Estão taciturnos, mas nutrem grandes esperanças.
Entre eles, considero a enorme realidade.
O presente é tão grande.
O presente é tão grande, não nos afastemos.
Não nos afastemos muito, vamos de mãos dadas.
(Trecho do poema “Mãos Dadas”)
Consta que a primeira edição de Alguma Poesia... foi bancada pelo próprio Drummond. A Imprensa Oficial de Minas rodou o livro, em troca de um desconto no salário do poeta, já na época funcionário público. A tiragem? Quinhentos exemplares! Na primeira página, vinha o conhecido “Poema de Sete Faces”, no qual se manifesta a estranheza do poeta para consigo próprio:
Quando nasci, um anjo torto
Desses que vivem na sombra
Disse: Vai, Carlos! Ser gauche na vida.
Esse livro, de edição modesta e poucos exemplares, trouxe a revelação do novo, do diferente, da inovação: o mineiro Drummond, recusando o academicismo, as formas convencionais e gastas, fazia ecoar a voz da rebeldia, a voz revolucionária de quem está farto dos esquemas conservadores e passadistas.
Sr. Presidente, Srªs e Srs. Senadores: homenagear o centenário de nascimento de Drummond tem, para nós, mineiros, um sabor de felicidade plena. Aliás, Minas Gerais está em estado de plenitude neste ano de 2002, em que dois de seus filhos mais ilustres completam 100 anos de nascimento: aquele de Diamantina, Juscelino Kubitschek; este de Itabira, Carlos Drummond de Andrade. Aliás, é melhor que se corrija logo - a plenitude deste ano de 2002 não é privilégio de Minas; é bem-aventurança do Brasil, é o fruto de uma safra de brasileiros da melhor cepa, homens da cultura, da política, da literatura.
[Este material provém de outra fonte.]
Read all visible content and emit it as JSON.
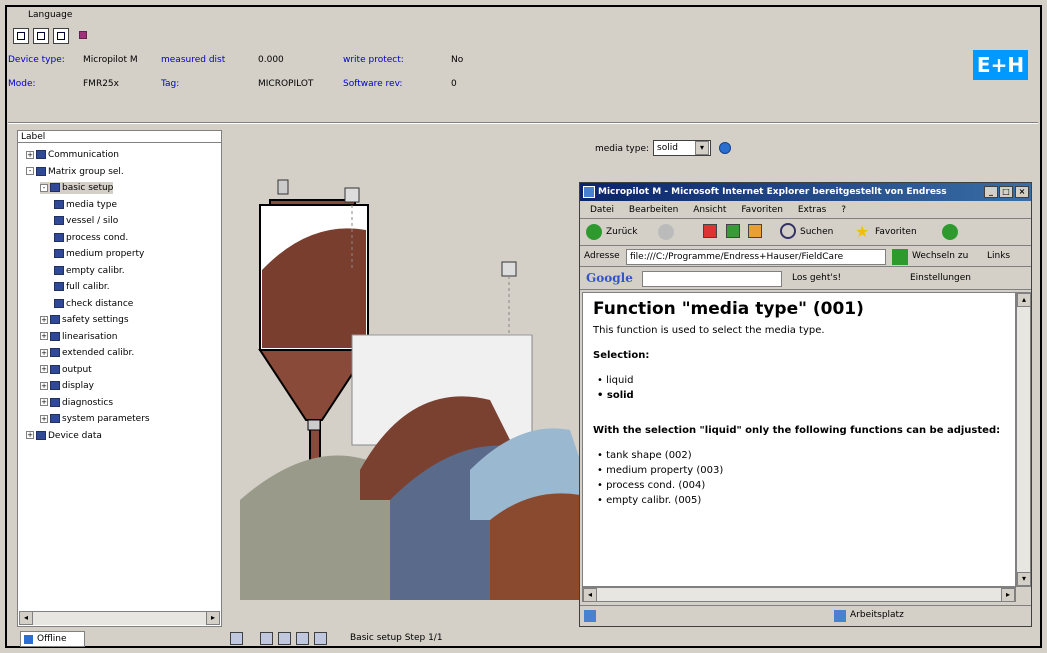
{
  "menubar": {
    "title": "Language"
  },
  "device": {
    "type_label": "Device type:",
    "type_value": "Micropilot M",
    "measured_label": "measured dist",
    "measured_value": "0.000",
    "write_protect_label": "write protect:",
    "write_protect_value": "No",
    "mode_label": "Mode:",
    "mode_value": "FMR25x",
    "tag_label": "Tag:",
    "tag_value": "MICROPILOT",
    "software_label": "Software rev:",
    "software_value": "0",
    "logo_text": "E+H"
  },
  "tree": {
    "header": "Label",
    "items": [
      {
        "label": "Communication",
        "level": 0,
        "expander": "+"
      },
      {
        "label": "Matrix group sel.",
        "level": 0,
        "expander": "-"
      },
      {
        "label": "basic setup",
        "level": 1,
        "expander": "-",
        "selected": true
      },
      {
        "label": "media type",
        "level": 2
      },
      {
        "label": "vessel / silo",
        "level": 2
      },
      {
        "label": "process cond.",
        "level": 2
      },
      {
        "label": "medium property",
        "level": 2
      },
      {
        "label": "empty calibr.",
        "level": 2
      },
      {
        "label": "full calibr.",
        "level": 2
      },
      {
        "label": "check distance",
        "level": 2
      },
      {
        "label": "safety settings",
        "level": 1,
        "expander": "+"
      },
      {
        "label": "linearisation",
        "level": 1,
        "expander": "+"
      },
      {
        "label": "extended calibr.",
        "level": 1,
        "expander": "+"
      },
      {
        "label": "output",
        "level": 1,
        "expander": "+"
      },
      {
        "label": "display",
        "level": 1,
        "expander": "+"
      },
      {
        "label": "diagnostics",
        "level": 1,
        "expander": "+"
      },
      {
        "label": "system parameters",
        "level": 1,
        "expander": "+"
      },
      {
        "label": "Device data",
        "level": 0,
        "expander": "+"
      }
    ]
  },
  "media": {
    "label": "media type:",
    "value": "solid"
  },
  "ie": {
    "title": "Micropilot M - Microsoft Internet Explorer bereitgestellt von Endress",
    "menu": [
      "Datei",
      "Bearbeiten",
      "Ansicht",
      "Favoriten",
      "Extras",
      "?"
    ],
    "toolbar": {
      "back": "Zurück",
      "search": "Suchen",
      "favorites": "Favoriten"
    },
    "address_label": "Adresse",
    "address_value": "file:///C:/Programme/Endress+Hauser/FieldCare",
    "go_label": "Wechseln zu",
    "links_label": "Links",
    "google_label": "Google",
    "google_go": "Los geht's!",
    "google_settings": "Einstellungen",
    "status_zone": "Arbeitsplatz"
  },
  "content": {
    "title": "Function \"media type\" (001)",
    "intro": "This function is used to select the media type.",
    "selection_heading": "Selection:",
    "options": [
      "liquid",
      "solid"
    ],
    "liquid_note": "With the selection \"liquid\" only the following functions can be adjusted:",
    "functions": [
      "tank shape (002)",
      "medium property (003)",
      "process cond. (004)",
      "empty calibr. (005)"
    ]
  },
  "bottom": {
    "tab_label": "Offline",
    "status": "Basic setup Step 1/1"
  }
}
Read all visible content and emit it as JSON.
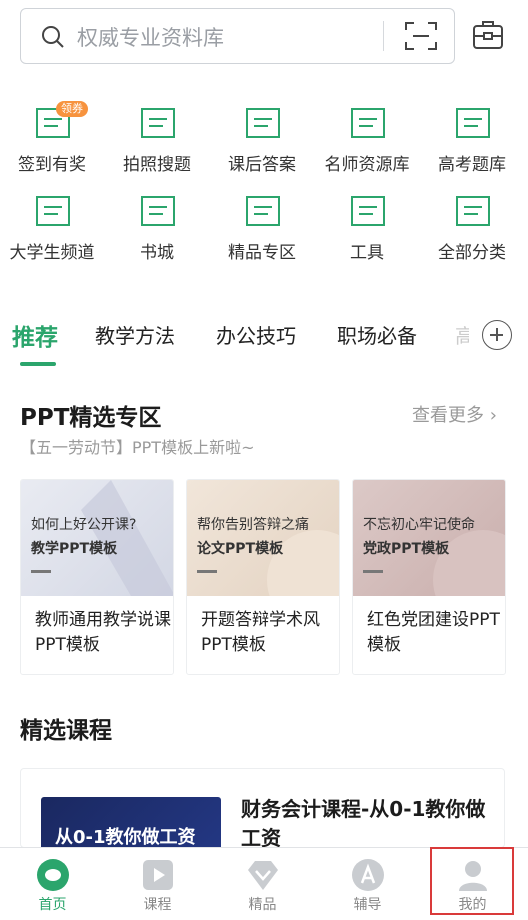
{
  "search": {
    "placeholder": "权威专业资料库"
  },
  "grid": [
    {
      "label": "签到有奖",
      "badge": "领券"
    },
    {
      "label": "拍照搜题"
    },
    {
      "label": "课后答案"
    },
    {
      "label": "名师资源库"
    },
    {
      "label": "高考题库"
    },
    {
      "label": "大学生频道"
    },
    {
      "label": "书城"
    },
    {
      "label": "精品专区"
    },
    {
      "label": "工具"
    },
    {
      "label": "全部分类"
    }
  ],
  "tabs": [
    {
      "label": "推荐",
      "active": true
    },
    {
      "label": "教学方法"
    },
    {
      "label": "办公技巧"
    },
    {
      "label": "职场必备"
    },
    {
      "label": "高"
    }
  ],
  "ppt_section": {
    "title": "PPT精选专区",
    "more": "查看更多",
    "subtitle": "【五一劳动节】PPT模板上新啦~",
    "cards": [
      {
        "thumb_line1": "如何上好公开课?",
        "thumb_line2": "教学PPT模板",
        "caption": "教师通用教学说课PPT模板"
      },
      {
        "thumb_line1": "帮你告别答辩之痛",
        "thumb_line2": "论文PPT模板",
        "caption": "开题答辩学术风PPT模板"
      },
      {
        "thumb_line1": "不忘初心牢记使命",
        "thumb_line2": "党政PPT模板",
        "caption": "红色党团建设PPT模板"
      }
    ]
  },
  "course_section": {
    "title": "精选课程",
    "course": {
      "thumb_text": "从0-1教你做工资",
      "title": "财务会计课程-从0-1教你做工资"
    }
  },
  "bottom_nav": [
    {
      "label": "首页",
      "icon": "home-icon",
      "active": true
    },
    {
      "label": "课程",
      "icon": "play-icon"
    },
    {
      "label": "精品",
      "icon": "diamond-icon"
    },
    {
      "label": "辅导",
      "icon": "a-badge-icon"
    },
    {
      "label": "我的",
      "icon": "user-icon"
    }
  ],
  "colors": {
    "accent": "#2ba56c",
    "badge": "#f7933e",
    "highlight": "#d93a3a"
  }
}
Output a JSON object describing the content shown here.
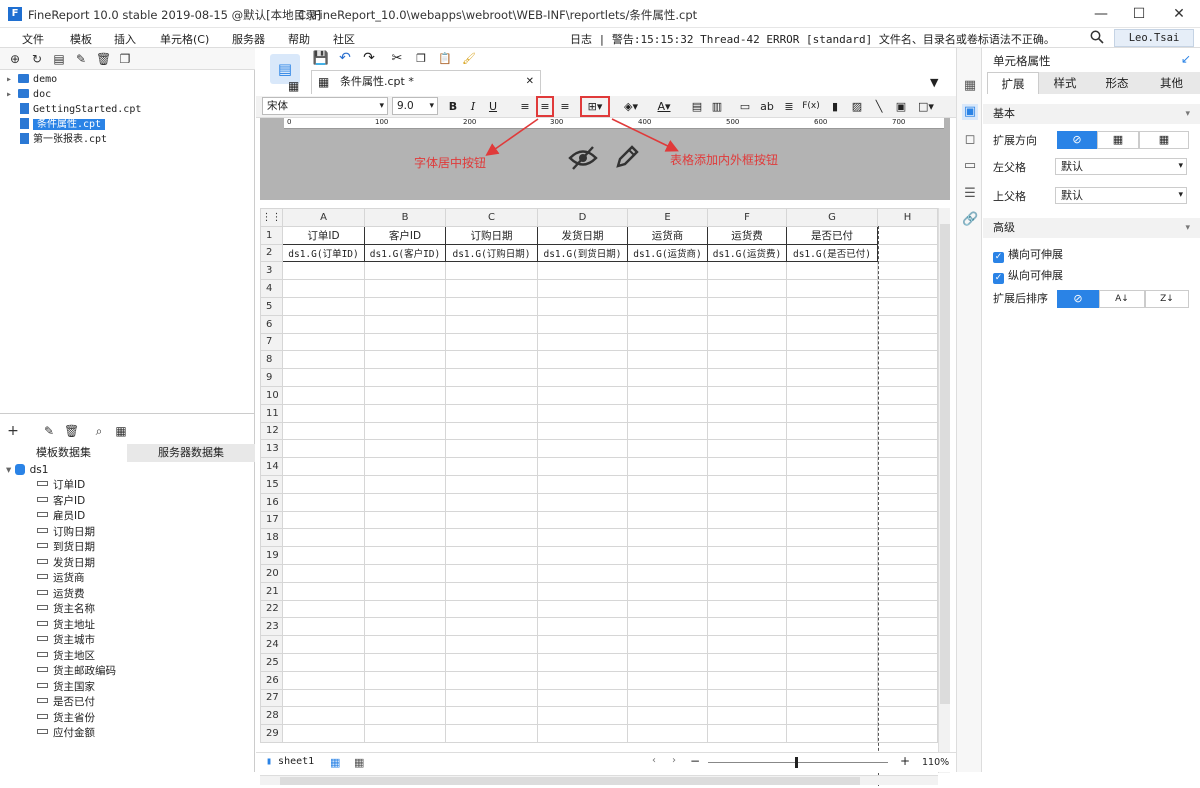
{
  "titlebar": {
    "logo": "F",
    "title": "FineReport 10.0 stable 2019-08-15 @默认[本地目录]",
    "path": "C:\\FineReport_10.0\\webapps\\webroot\\WEB-INF\\reportlets/条件属性.cpt",
    "minimize": "—",
    "maximize": "☐",
    "close": "✕"
  },
  "menu": {
    "items": [
      "文件",
      "模板",
      "插入",
      "单元格(C)",
      "服务器",
      "帮助",
      "社区"
    ],
    "log": "日志 | 警告:15:15:32 Thread-42 ERROR [standard] 文件名、目录名或卷标语法不正确。",
    "user": "Leo.Tsai"
  },
  "filetree": {
    "items": [
      {
        "label": "demo",
        "kind": "folder"
      },
      {
        "label": "doc",
        "kind": "folder"
      },
      {
        "label": "GettingStarted.cpt",
        "kind": "file"
      },
      {
        "label": "条件属性.cpt",
        "kind": "file",
        "selected": true
      },
      {
        "label": "第一张报表.cpt",
        "kind": "file"
      }
    ]
  },
  "dataset_panel": {
    "tabs": [
      "模板数据集",
      "服务器数据集"
    ],
    "dataset": "ds1",
    "fields": [
      "订单ID",
      "客户ID",
      "雇员ID",
      "订购日期",
      "到货日期",
      "发货日期",
      "运货商",
      "运货费",
      "货主名称",
      "货主地址",
      "货主城市",
      "货主地区",
      "货主邮政编码",
      "货主国家",
      "是否已付",
      "货主省份",
      "应付金额"
    ]
  },
  "editor": {
    "tab_label": "条件属性.cpt *",
    "font_name": "宋体",
    "font_size": "9.0",
    "ruler_ticks": [
      "0",
      "100",
      "200",
      "300",
      "400",
      "500",
      "600",
      "700"
    ],
    "annotation_center": "字体居中按钮",
    "annotation_border": "表格添加内外框按钮"
  },
  "sheet": {
    "columns": [
      "A",
      "B",
      "C",
      "D",
      "E",
      "F",
      "G",
      "H"
    ],
    "header_row": [
      "订单ID",
      "客户ID",
      "订购日期",
      "发货日期",
      "运货商",
      "运货费",
      "是否已付"
    ],
    "data_row": [
      "ds1.G(订单ID)",
      "ds1.G(客户ID)",
      "ds1.G(订购日期)",
      "ds1.G(到货日期)",
      "ds1.G(运货商)",
      "ds1.G(运货费)",
      "ds1.G(是否已付)"
    ],
    "row_count": 29,
    "sheet_tab": "sheet1",
    "zoom": "110%"
  },
  "properties": {
    "title": "单元格属性",
    "tabs": [
      "扩展",
      "样式",
      "形态",
      "其他"
    ],
    "section_basic": "基本",
    "expand_direction_label": "扩展方向",
    "left_parent_label": "左父格",
    "left_parent_value": "默认",
    "top_parent_label": "上父格",
    "top_parent_value": "默认",
    "section_advanced": "高级",
    "h_expand": "横向可伸展",
    "v_expand": "纵向可伸展",
    "sort_label": "扩展后排序"
  },
  "colors": {
    "accent": "#2a83e6",
    "annotation": "#e03a3a"
  }
}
Também se comemora o centenário de nascimento de Lúcio Costa, o admirável urbanista que fez surgir uma cidade do simples ato de marcar com um X um lugar; de Sérgio Buarque de Holanda, que interpretou a essência do Brasil cavando fundo em suas raízes; de Cecília Meirelles, a poeta que romanceou em versos a saga da inconfidência mineira.
A melhor forma de se prestar reconhecimento a figuras ímpares de nossa história é celebrar sua memória junto aos pósteros, para que se perpetue, principalmente na mente de nossas crianças e jovens, a grandiosidade dessa gente e a nobreza de seus feitos. Agindo nessa linha de pensamento, o Governo do Estado de Minas Gerais declarou 2002, por meio de lei, o “Ano Carlos Drummond de Andrade”.
Por seu turno, a Secretaria de Estado da Cultura de Minas Gerais incluiu, na programação destinada a comemorar o centenário do poeta mineiro, várias ações, entre as quais: reconstituição do casarão da Fazenda do Pontal, que será transformado no Centro Cultural Fazenda do Pontal, em parceria com a Companhia Vale do Rio Doce e fiscalização do Instituto Estadual do Patrimônio Histórico e Artístico de Minas Gerais; exposição do acervo literário e biográfico do poeta no Palácio das Artes da Fundação Clóvis Salgado; restauração e modernização dos equipamentos da Fundação Cultural Carlos Drummond de Andrade, em Itabira; lançamento do selo comemorativo do centenário de nascimento do poeta.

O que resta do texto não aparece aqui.